ALT and AST are often used to assess the extent of damage in hepatocytes.27 In this study, AST was an independent risk factor for POD and AST increasing 1000u/l from the base level, the risk for the patient to suffer delirium increases by 1.33 times. Elevated postoperative AST and ALT possibly are related to the surgical operation and ischemia-reperfusion injury, suggesting the occurrence of delirium is closely related to donated liver injury and postoperative liver function recovery.

The MELD score is used to evaluate the severity of liver disease and acts as a general index for the distribution of liver and predicting mortality of patients waiting for transplant.28 In this study, a MELD score of ≥15 suggested an elevated risk of delirium.

According to related reports, drinking history is considered as one of the risk factors causing POD.8 However, in this study, alcoholic cirrhosis was not a risk factor for LT POD, possibly because there were few patients with alcoholic cirrhosis.

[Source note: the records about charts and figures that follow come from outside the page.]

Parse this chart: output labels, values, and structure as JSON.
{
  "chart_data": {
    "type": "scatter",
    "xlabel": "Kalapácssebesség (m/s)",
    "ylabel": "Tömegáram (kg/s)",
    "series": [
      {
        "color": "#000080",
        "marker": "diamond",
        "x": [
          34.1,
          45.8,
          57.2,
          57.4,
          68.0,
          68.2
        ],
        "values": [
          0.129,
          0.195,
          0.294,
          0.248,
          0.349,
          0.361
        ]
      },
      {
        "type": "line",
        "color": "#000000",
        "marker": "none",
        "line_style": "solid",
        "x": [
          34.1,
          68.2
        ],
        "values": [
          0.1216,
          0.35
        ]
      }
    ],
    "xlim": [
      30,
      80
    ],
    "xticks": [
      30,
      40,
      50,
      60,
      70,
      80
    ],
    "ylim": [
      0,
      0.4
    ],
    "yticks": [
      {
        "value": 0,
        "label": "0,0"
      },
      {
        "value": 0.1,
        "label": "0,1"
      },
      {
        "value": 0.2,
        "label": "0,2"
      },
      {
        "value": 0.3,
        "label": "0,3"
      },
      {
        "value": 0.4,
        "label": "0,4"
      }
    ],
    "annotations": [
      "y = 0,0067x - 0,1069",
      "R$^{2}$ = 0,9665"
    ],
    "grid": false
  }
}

The donor data in our center indicated that age of the donor, weight of donated liver, liver function, Na+ concentration, and coagulation function were not statistically different between the POD group and non-POD group.

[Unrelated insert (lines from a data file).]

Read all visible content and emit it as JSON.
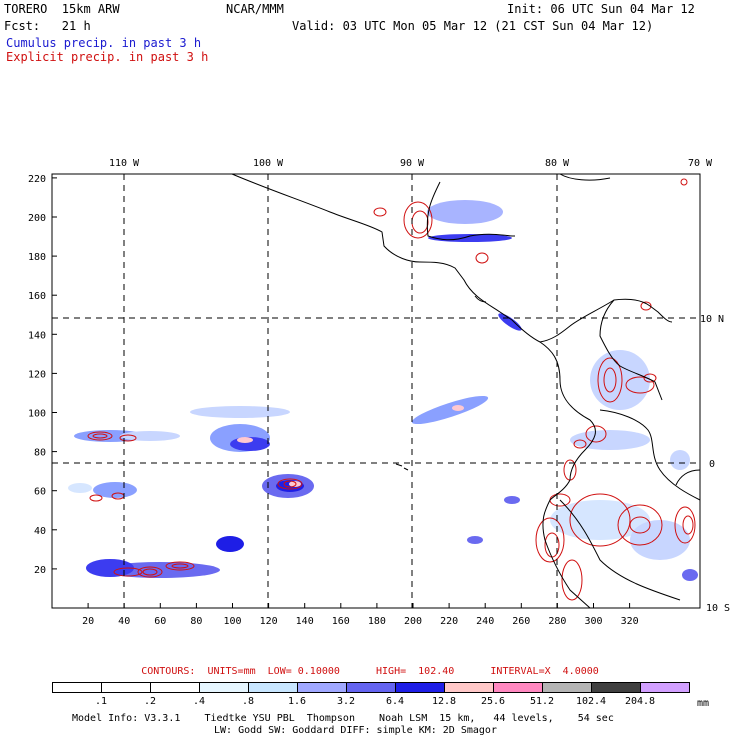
{
  "header": {
    "model": "TORERO  15km ARW",
    "org": "NCAR/MMM",
    "init": "Init: 06 UTC Sun 04 Mar 12",
    "fcst": "Fcst:   21 h",
    "valid": "Valid: 03 UTC Mon 05 Mar 12 (21 CST Sun 04 Mar 12)",
    "cumulus": "Cumulus precip. in past 3 h",
    "explicit": "Explicit precip. in past 3 h"
  },
  "map": {
    "lon_labels": [
      "110 W",
      "100 W",
      "90 W",
      "80 W",
      "70 W"
    ],
    "lat_labels": [
      "10 N",
      "0",
      "10 S"
    ],
    "x_ticks": [
      "20",
      "40",
      "60",
      "80",
      "100",
      "120",
      "140",
      "160",
      "180",
      "200",
      "220",
      "240",
      "260",
      "280",
      "300",
      "320"
    ],
    "y_ticks": [
      "20",
      "40",
      "60",
      "80",
      "100",
      "120",
      "140",
      "160",
      "180",
      "200",
      "220"
    ],
    "colors": {
      "coast": "#000000",
      "cumulus": "#1a1ad0",
      "explicit": "#d01010"
    }
  },
  "contours": "CONTOURS:  UNITS=mm  LOW= 0.10000      HIGH=  102.40      INTERVAL=X  4.0000",
  "legend": {
    "colors": [
      "#ffffff",
      "#ffffff",
      "#ffffff",
      "#e6f6ff",
      "#c8e6ff",
      "#a0a8ff",
      "#6464f0",
      "#1e1ee6",
      "#ffc8c8",
      "#ff88c0",
      "#b4b4b4",
      "#404040",
      "#d2a0ff"
    ],
    "labels": [
      ".1",
      ".2",
      ".4",
      ".8",
      "1.6",
      "3.2",
      "6.4",
      "12.8",
      "25.6",
      "51.2",
      "102.4",
      "204.8"
    ],
    "units": "mm"
  },
  "footer": {
    "line1": "Model Info: V3.3.1    Tiedtke YSU PBL  Thompson    Noah LSM  15 km,   44 levels,    54 sec",
    "line2": "LW: Godd SW: Goddard DIFF: simple KM: 2D Smagor"
  }
}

In this study, the period of 3 days postoperatively has a higher incidence for delirium, during which period 78.6% of patients had developed POD. However, Lee et al,6 reported that 88% of LT POD had the onset on the first day, which differs from our report. The reason was that there were more hepatic encephalopathy patients among LT POD patients (50%, 21/42), and the anesthesia resuscitation time was relatively long, influencing initial delirium evaluation. Wang et al8 reported that the median duration of delirium onset was 5.5 days, which was consistent with our study. In this study, intubation time, ICU length of stay, and medical cost in the group were more than those in the non-POD group.

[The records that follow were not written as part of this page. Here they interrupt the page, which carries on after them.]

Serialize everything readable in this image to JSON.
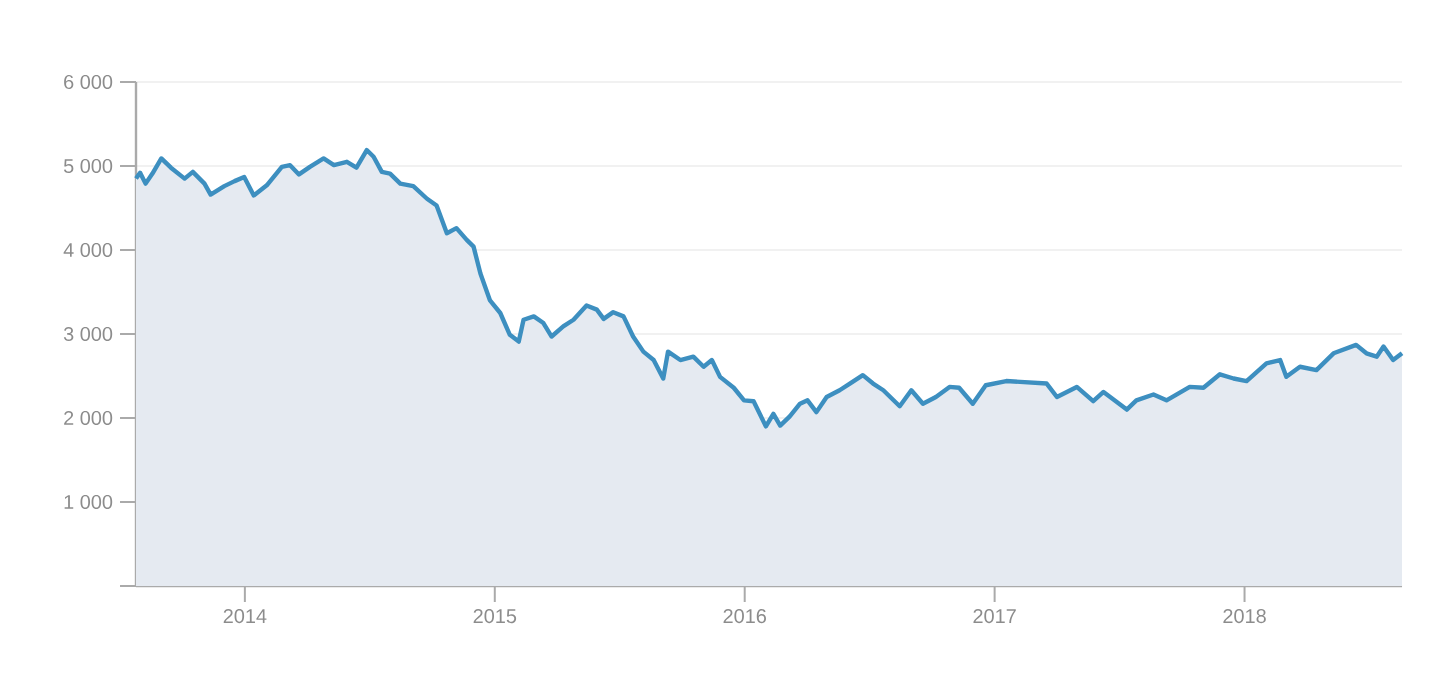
{
  "chart_data": {
    "type": "area",
    "x": [
      "2013-07-26",
      "2013-08-01",
      "2013-08-09",
      "2013-08-19",
      "2013-09-01",
      "2013-09-15",
      "2013-10-05",
      "2013-10-17",
      "2013-11-03",
      "2013-11-12",
      "2013-12-02",
      "2013-12-17",
      "2013-12-31",
      "2014-01-14",
      "2014-02-02",
      "2014-02-24",
      "2014-03-08",
      "2014-03-21",
      "2014-04-06",
      "2014-04-26",
      "2014-05-11",
      "2014-05-30",
      "2014-06-13",
      "2014-06-28",
      "2014-07-08",
      "2014-07-20",
      "2014-08-01",
      "2014-08-16",
      "2014-09-04",
      "2014-09-24",
      "2014-10-08",
      "2014-10-23",
      "2014-11-06",
      "2014-11-21",
      "2014-12-01",
      "2014-12-11",
      "2014-12-25",
      "2015-01-09",
      "2015-01-23",
      "2015-02-05",
      "2015-02-12",
      "2015-02-27",
      "2015-03-13",
      "2015-03-25",
      "2015-04-11",
      "2015-04-26",
      "2015-05-15",
      "2015-05-30",
      "2015-06-09",
      "2015-06-23",
      "2015-07-08",
      "2015-07-22",
      "2015-08-06",
      "2015-08-21",
      "2015-09-04",
      "2015-09-11",
      "2015-09-29",
      "2015-10-18",
      "2015-11-02",
      "2015-11-14",
      "2015-11-26",
      "2015-12-16",
      "2015-12-31",
      "2016-01-14",
      "2016-02-01",
      "2016-02-12",
      "2016-02-22",
      "2016-03-07",
      "2016-03-22",
      "2016-04-02",
      "2016-04-15",
      "2016-04-30",
      "2016-05-19",
      "2016-06-03",
      "2016-06-22",
      "2016-07-07",
      "2016-07-22",
      "2016-08-15",
      "2016-09-01",
      "2016-09-18",
      "2016-10-07",
      "2016-10-27",
      "2016-11-10",
      "2016-11-30",
      "2016-12-19",
      "2017-01-18",
      "2017-03-18",
      "2017-04-02",
      "2017-05-01",
      "2017-05-25",
      "2017-06-09",
      "2017-07-13",
      "2017-07-27",
      "2017-08-21",
      "2017-09-09",
      "2017-10-13",
      "2017-11-02",
      "2017-11-26",
      "2017-12-16",
      "2018-01-04",
      "2018-02-02",
      "2018-02-22",
      "2018-03-03",
      "2018-03-23",
      "2018-04-16",
      "2018-05-11",
      "2018-06-13",
      "2018-06-28",
      "2018-07-13",
      "2018-07-23",
      "2018-08-06",
      "2018-08-19"
    ],
    "series": [
      {
        "color": "#3d8fc0",
        "values": [
          4850,
          4920,
          4790,
          4910,
          5090,
          4980,
          4850,
          4930,
          4790,
          4660,
          4760,
          4820,
          4870,
          4650,
          4770,
          4990,
          5010,
          4900,
          4990,
          5090,
          5010,
          5050,
          4980,
          5190,
          5110,
          4930,
          4910,
          4790,
          4760,
          4610,
          4530,
          4200,
          4260,
          4120,
          4040,
          3720,
          3400,
          3250,
          2990,
          2910,
          3170,
          3210,
          3130,
          2970,
          3090,
          3170,
          3340,
          3290,
          3180,
          3260,
          3210,
          2970,
          2790,
          2690,
          2470,
          2790,
          2690,
          2730,
          2610,
          2690,
          2490,
          2360,
          2210,
          2200,
          1900,
          2050,
          1910,
          2020,
          2170,
          2210,
          2070,
          2250,
          2330,
          2410,
          2510,
          2410,
          2330,
          2140,
          2330,
          2170,
          2250,
          2370,
          2360,
          2170,
          2390,
          2440,
          2410,
          2250,
          2370,
          2200,
          2310,
          2100,
          2210,
          2280,
          2210,
          2370,
          2360,
          2520,
          2470,
          2440,
          2650,
          2690,
          2490,
          2610,
          2570,
          2770,
          2870,
          2770,
          2730,
          2850,
          2690,
          2770
        ]
      }
    ],
    "xlim": [
      "2013-07-26",
      "2018-08-19"
    ],
    "xticks": [
      "2014",
      "2015",
      "2016",
      "2017",
      "2018"
    ],
    "ylim": [
      0,
      6000
    ],
    "yticks": [
      {
        "value": 0,
        "label": null
      },
      {
        "value": 1000,
        "label": "1 000"
      },
      {
        "value": 2000,
        "label": "2 000"
      },
      {
        "value": 3000,
        "label": "3 000"
      },
      {
        "value": 4000,
        "label": "4 000"
      },
      {
        "value": 5000,
        "label": "5 000"
      },
      {
        "value": 6000,
        "label": "6 000"
      }
    ],
    "grid": "y"
  }
}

There is a little study in LT POD of prevention and treatment. Prevention with multicomponent nonpharmacological approaches remains important, such as The Hospital Elder Life Program (HELP).29 There is little evidence on the effects of nonpharmacological prevention. The pharmacological treatment of delirium in the ICU is still mostly based on clinical experience, as there is little high-quality evidence for its efficacy.30

There are some limitations to our study. First, the study is retrospective, and the data are not comprehensive. Some potential information were not collected such as anaesthesia drug. Secondly, CAM-ICU has been widely applied in the clinic, and the experience from doctors and nurses influences the diagnosis of delirium, leading to bias.

Conclusion

Hepatic encephalopathy, high preoperative ammonia, high MELD score, high postoperative AST, and long anhepatic period are the independent risk factors for LT POD occurrence. Enhancing the screening on LT POD patients, carefully monitoring patients with high MELD score or hepatic encephalopathy, and taking effective intervention in a timely manner will be helpful to reduce the occurrence of LT POD.